心配してくれたのは嬉しいのですが、現在進行形で組長に殺されそうです。

「ごめんなさい!本当にごめんなさい!!」

だから、早く私の顔を掴む手を離してください!

そうしないと、私の顔の形が変わります!

ジタバタと暴れて組長の手から逃れようとしますが、組長の握力がハンパなくてピクリともしない。

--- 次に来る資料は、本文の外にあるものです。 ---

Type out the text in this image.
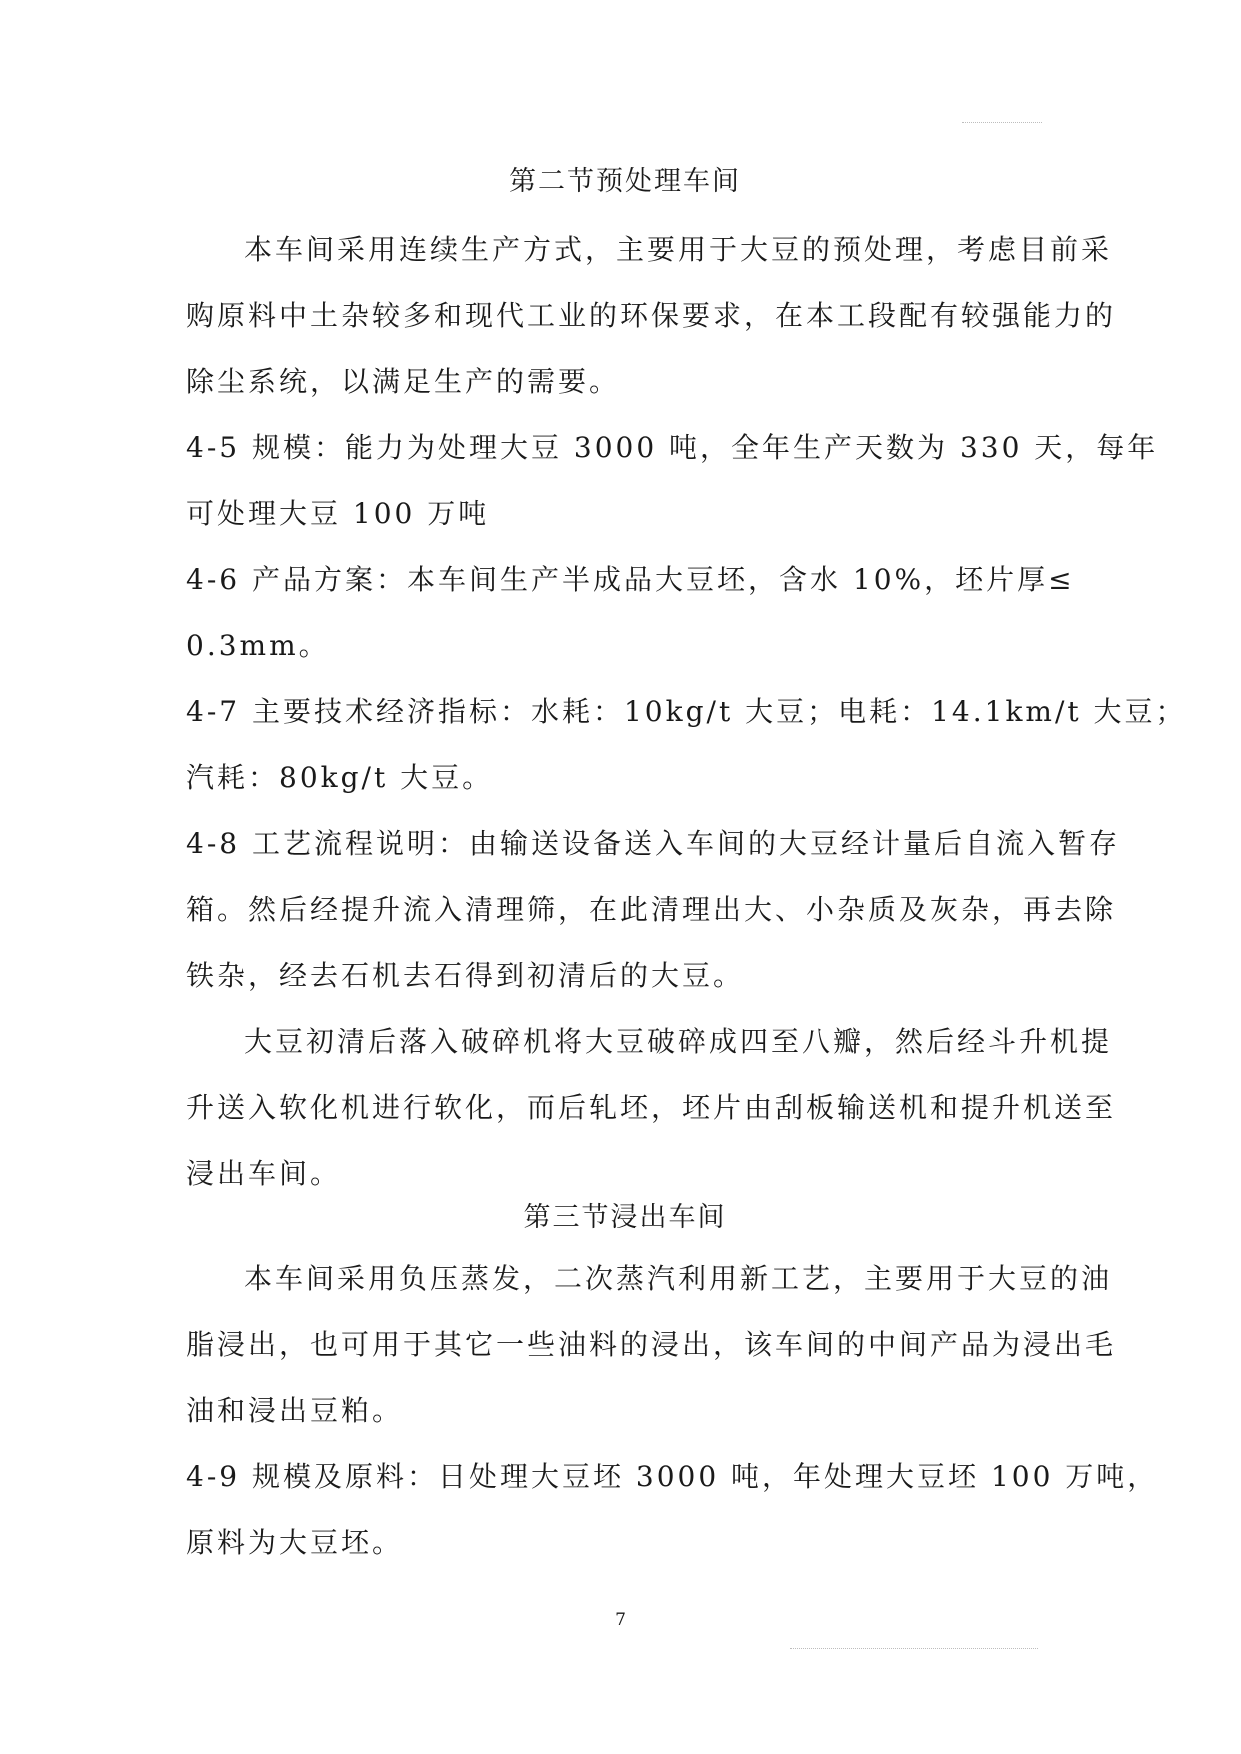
第二节预处理车间
本车间采用连续生产方式，主要用于大豆的预处理，考虑目前采
购原料中土杂较多和现代工业的环保要求，在本工段配有较强能力的
除尘系统，以满足生产的需要。
4-5 规模：能力为处理大豆 3000 吨，全年生产天数为 330 天，每年
可处理大豆 100 万吨
4-6 产品方案：本车间生产半成品大豆坯，含水 10%，坯片厚≤
0.3mm。
4-7 主要技术经济指标：水耗：10kg/t 大豆；电耗：14.1km/t 大豆；
汽耗：80kg/t 大豆。
4-8 工艺流程说明：由输送设备送入车间的大豆经计量后自流入暂存
箱。然后经提升流入清理筛，在此清理出大、小杂质及灰杂，再去除
铁杂，经去石机去石得到初清后的大豆。
大豆初清后落入破碎机将大豆破碎成四至八瓣，然后经斗升机提
升送入软化机进行软化，而后轧坯，坯片由刮板输送机和提升机送至
浸出车间。
第三节浸出车间
本车间采用负压蒸发，二次蒸汽利用新工艺，主要用于大豆的油
脂浸出，也可用于其它一些油料的浸出，该车间的中间产品为浸出毛
油和浸出豆粕。
4-9 规模及原料：日处理大豆坯 3000 吨，年处理大豆坯 100 万吨，
原料为大豆坯。
7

いつぞやの平助君以上の握力が私の顔に襲い掛かっています。

あまりの痛みに意識が薄れていく……。

おや?

なにやら色とりどりの花が咲いている綺麗な場所が見えました。

そして大きな川があり、その向こうから亡くなった祖母の姿が見えるのは気のせいでしょうか。

私の名前を呼んで、おいでおいでと手を振っています。

まさか、これは俗に言う三途の川……?

フラフラと体が川の方へと引き寄せられていきます。

……いやいやいや!まだ師匠の未来も変えられていないのに、渡ったらダメだ!!

「ふにゅーーー!」

気合と根性で意識を覚醒させる。

すると突然、組長の手が私の顔から離れ、力が抜けた私はコテンと尻もちをつきました。